Brexit chief Davis hits out at ‘silly’ EU negotiation tactics
UK Brexit Secretary David Davis has said that the European Union made itself look “silly” by claiming there had been no real progress in negotiations over Britain’s exit from the EU.

During a tense press conference held by Davis and Michel Barnier of the European Commission Thursday, Barnier repeatedly voiced his frustration with what he called a lack of “any decisive progress on any of the principal subjects” such as a financial settlement, citizens’ rights, and future access to the single market.

Speaking on the BBC’s Andrew Marr Show Sunday, Davis maintained there had been “sufficient progress” on some of these issues, but bemoaned his European counterpart’s focus on Britain’s financial obligations to the EU.

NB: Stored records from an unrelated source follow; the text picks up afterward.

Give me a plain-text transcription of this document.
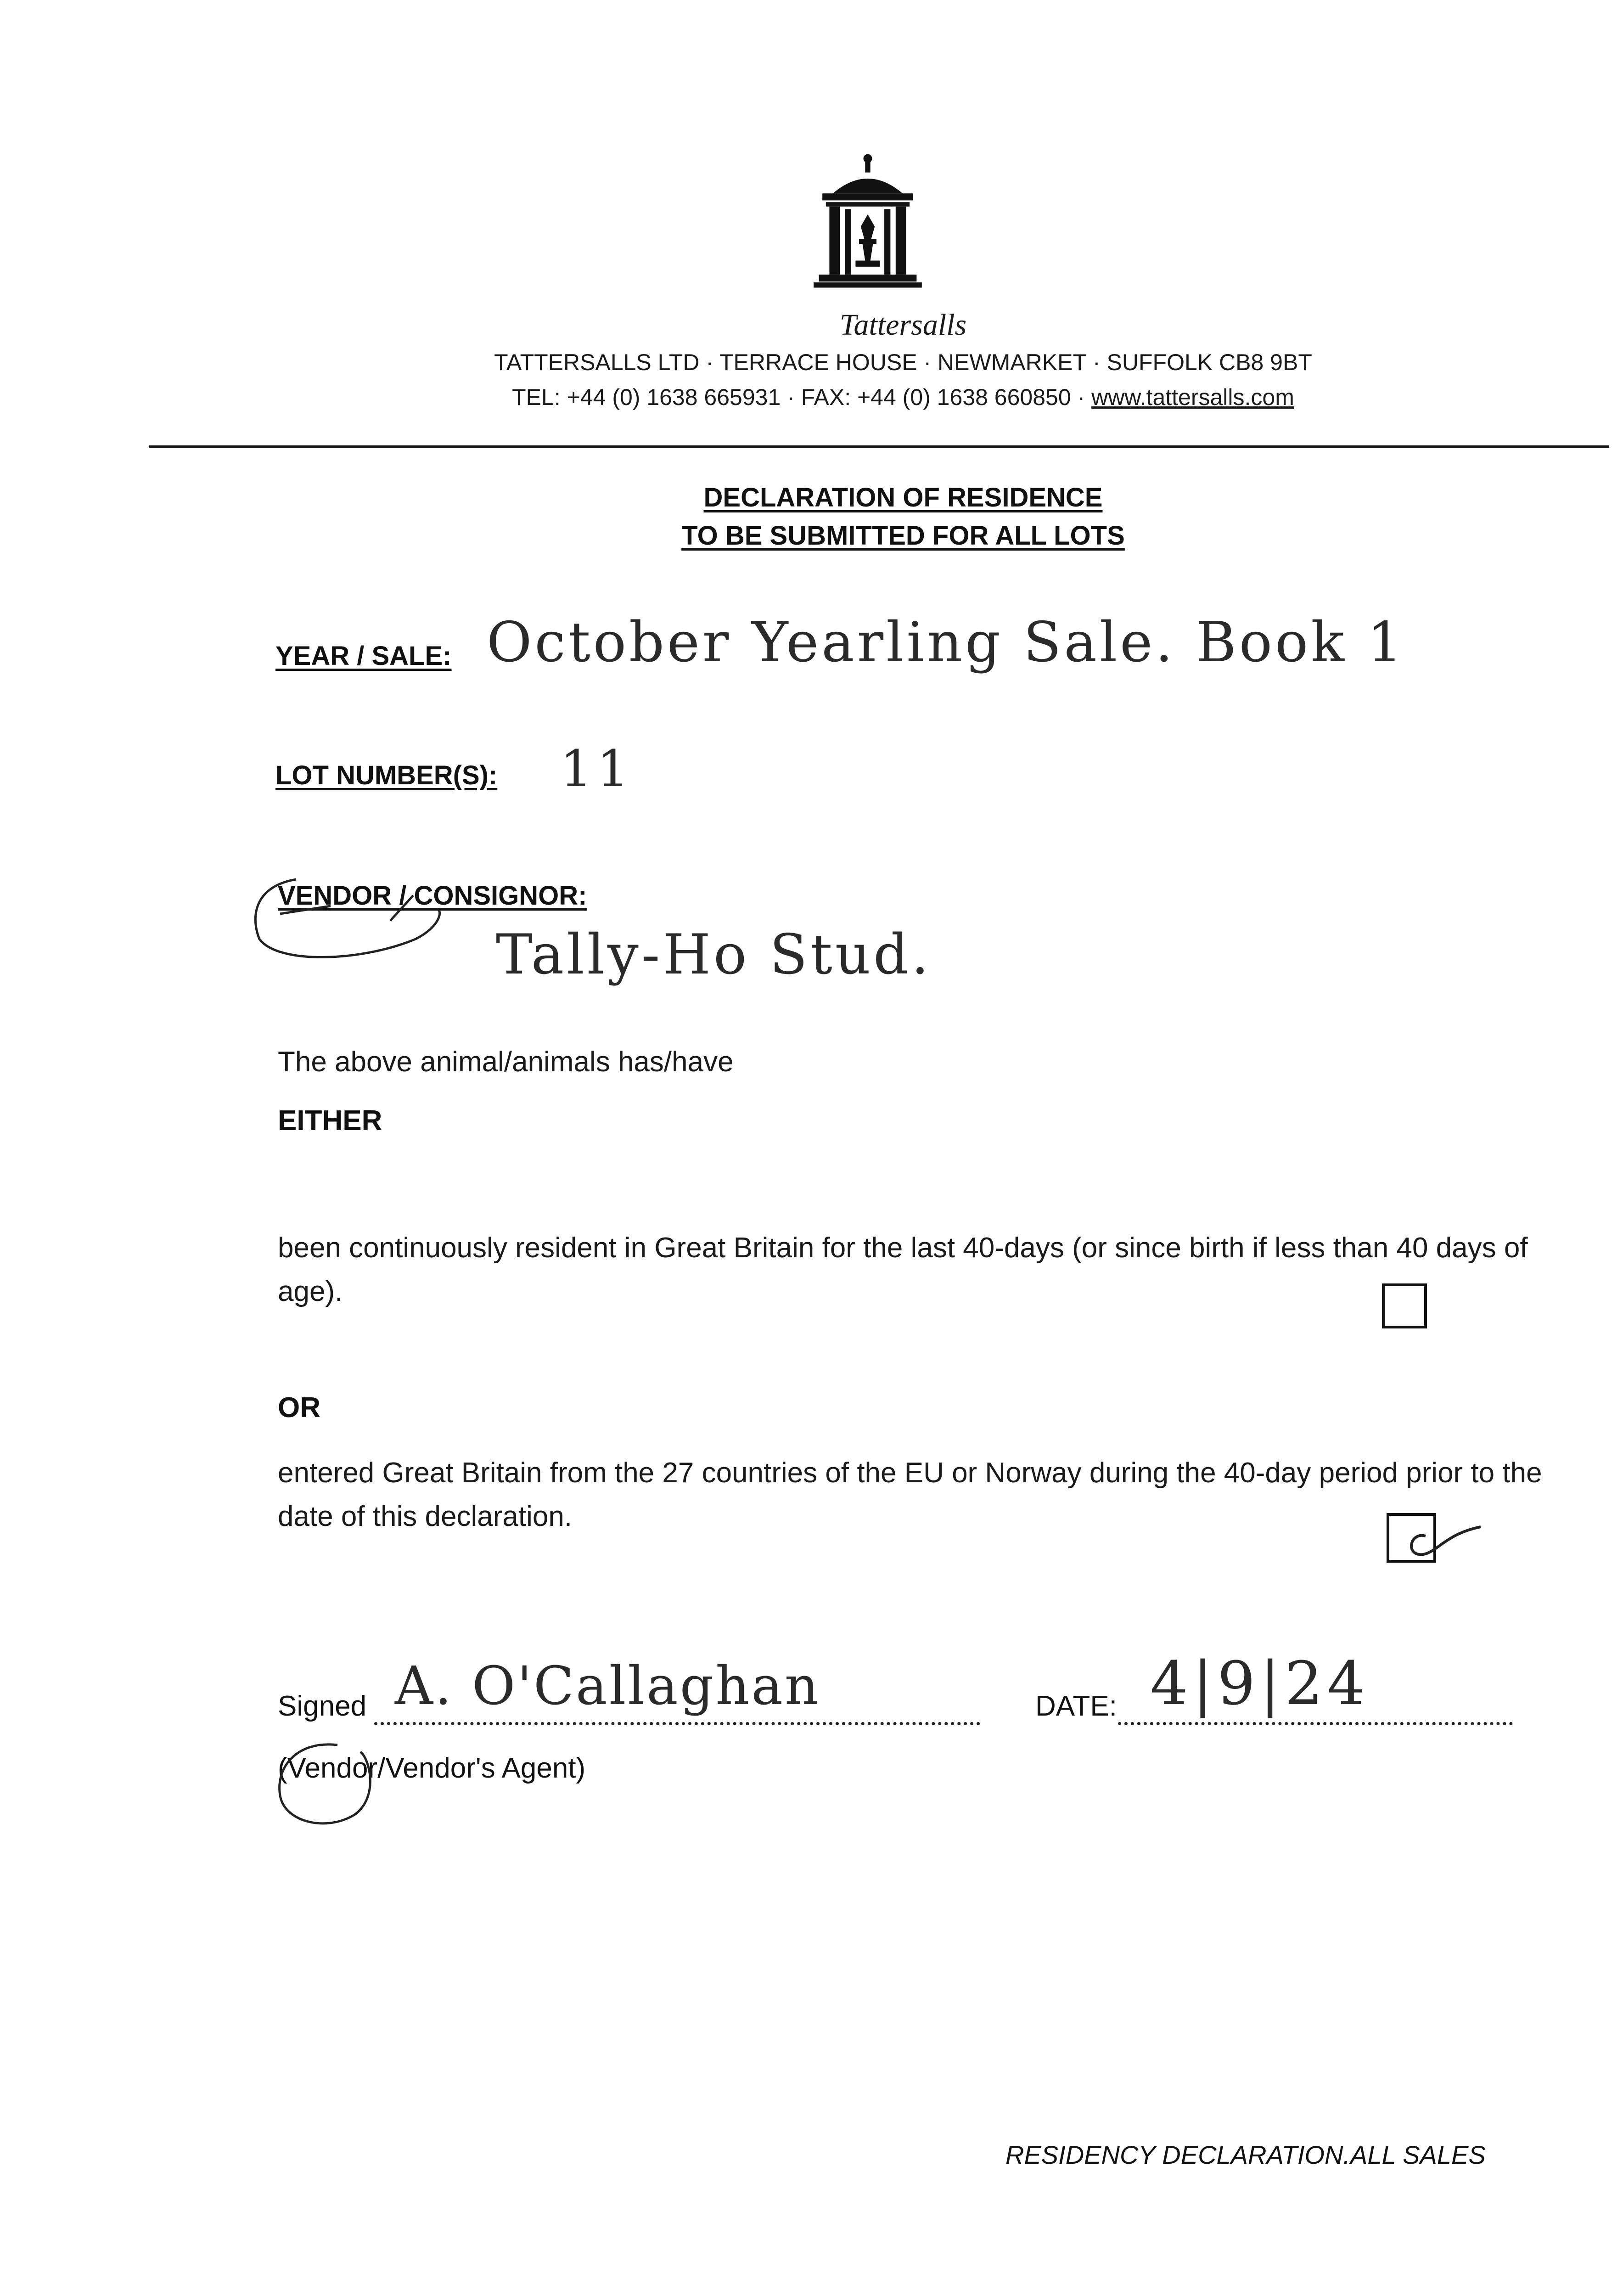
Tattersalls
TATTERSALLS LTD · TERRACE HOUSE · NEWMARKET · SUFFOLK CB8 9BT
TEL: +44 (0) 1638 665931 · FAX: +44 (0) 1638 660850 · www.tattersalls.com
DECLARATION OF RESIDENCE
TO BE SUBMITTED FOR ALL LOTS
YEAR / SALE: October Yearling Sale. Book 1
LOT NUMBER(S): 11
VENDOR / CONSIGNOR:
Tally-Ho Stud.
The above animal/animals has/have
EITHER
been continuously resident in Great Britain for the last 40-days (or since birth if less than 40 days of age).
OR
entered Great Britain from the 27 countries of the EU or Norway during the 40-day period prior to the date of this declaration.
Signed A. O'Callaghan
(Vendor/Vendor's Agent)
DATE: 4|9|24
RESIDENCY DECLARATION.ALL SALES
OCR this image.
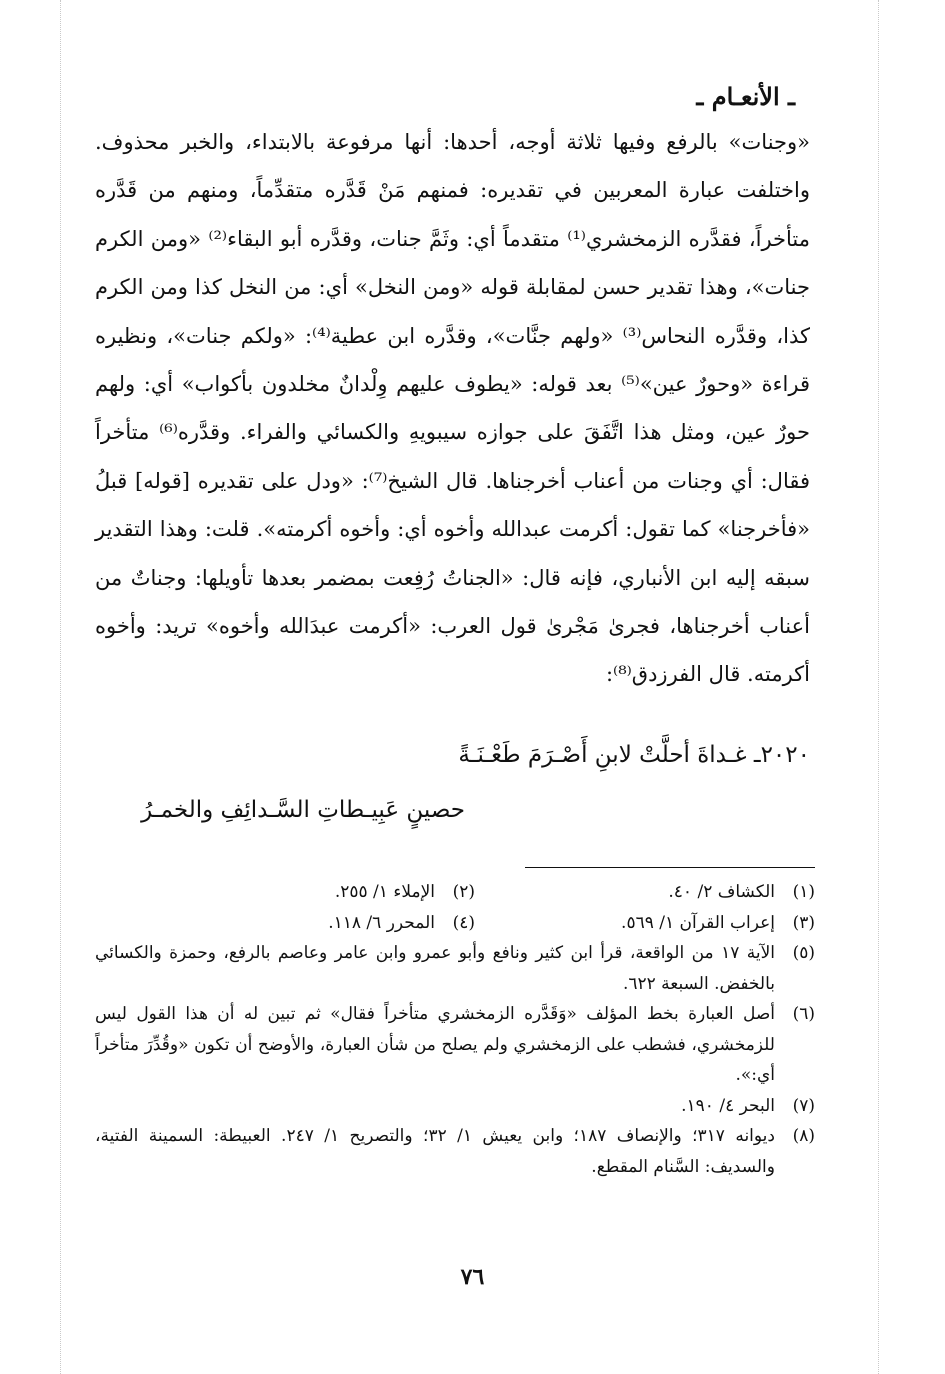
ـ الأنعـام ـ

«وجنات» بالرفع وفيها ثلاثة أوجه، أحدها: أنها مرفوعة بالابتداء، والخبر محذوف. واختلفت عبارة المعربين في تقديره: فمنهم مَنْ قَدَّره متقدِّماً، ومنهم من قَدَّره متأخراً، فقدَّره الزمخشري⁽¹⁾ متقدماً أي: وثَمَّ جنات، وقدَّره أبو البقاء⁽²⁾ «ومن الكرم جنات»، وهذا تقدير حسن لمقابلة قوله «ومن النخل» أي: من النخل كذا ومن الكرم كذا، وقدَّره النحاس⁽³⁾ «ولهم جنَّات»، وقدَّره ابن عطية⁽⁴⁾: «ولكم جنات»، ونظيره قراءة «وحورٌ عين»⁽⁵⁾ بعد قوله: «يطوف عليهم وِلْدانٌ مخلدون بأكواب» أي: ولهم حورٌ عين، ومثل هذا اتَّفَقَ على جوازه سيبويهِ والكسائي والفراء. وقدَّره⁽⁶⁾ متأخراً فقال: أي وجنات من أعناب أخرجناها. قال الشيخ⁽⁷⁾: «ودل على تقديره [قوله] قبلُ «فأخرجنا» كما تقول: أكرمت عبدالله وأخوه أي: وأخوه أكرمته». قلت: وهذا التقدير سبقه إليه ابن الأنباري، فإنه قال: «الجناتُ رُفِعت بمضمر بعدها تأويلها: وجناتٌ من أعناب أخرجناها، فجرىٰ مَجْرىٰ قول العرب: «أكرمت عبدَالله وأخوه» تريد: وأخوه أكرمته. قال الفرزدق⁽⁸⁾:

٢٠٢٠ـ غـداةَ أحلَّتْ لابنِ أَصْـرَمَ طَعْـنَـةً
حصينٍ عَبِيـطاتِ السَّـدائِفِ والخمـرُ
(١)
الكشاف ٢/ ٤٠.
(٢)
الإملاء ١/ ٢٥٥.
(٣)
إعراب القرآن ١/ ٥٦٩.
(٤)
المحرر ٦/ ١١٨.
(٥)
الآية ١٧ من الواقعة، قرأ ابن كثير ونافع وأبو عمرو وابن عامر وعاصم بالرفع، وحمزة والكسائي بالخفض. السبعة ٦٢٢.
(٦)
أصل العبارة بخط المؤلف «وَقَدَّره الزمخشري متأخراً فقال» ثم تبين له أن هذا القول ليس للزمخشري، فشطب على الزمخشري ولم يصلح من شأن العبارة، والأوضح أن تكون «وقُدِّرَ متأخراً أي:».
(٧)
البحر ٤/ ١٩٠.
(٨)
ديوانه ٣١٧؛ والإنصاف ١٨٧؛ وابن يعيش ١/ ٣٢؛ والتصريح ١/ ٢٤٧. العبيطة: السمينة الفتية، والسديف: السَّنام المقطع.
٧٦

"Bluntly, I think it looked a bit silly, because there plainly were things that we've achieved," Davis told the BBC. "The commission puts itself in a silly position if it says nothing has been done.

“They've set this up to try and create pressure on us on money, that's what this is about. They're trying to play time against money.

“It’s a two-year negotiation period. They are trying to use time against us.”

READ MORE: EU delaying in hope Westminster MPs will derail Brexit, MEP tells RT (VIDEO)

The Brexit chief’s comments come amid claims in the Sunday Times that UK Prime Minister Theresa May has already agreed a Brexit divorce bill worth as much as £50 billion with the EU.

Quoting a ‘source,’ the paper says that Davis and May are keeping the agreement until after the Conservative Party conference in October for fear of attacks from the party’s Eurosceptic MPs.

Asked about the report, Davis told host Andrew Marr: “It’s rubbish, it’s nonsense. The story is completely wrong.”

However, he did concede that Britain would likely continue to pay money to the EU after Brexit, but said that the sums would come down in the medium to long term.

“We are a country that meets its international obligations – but they have got to be there,” he said. “They may not be legal ones, they may be moral ones or political ones.”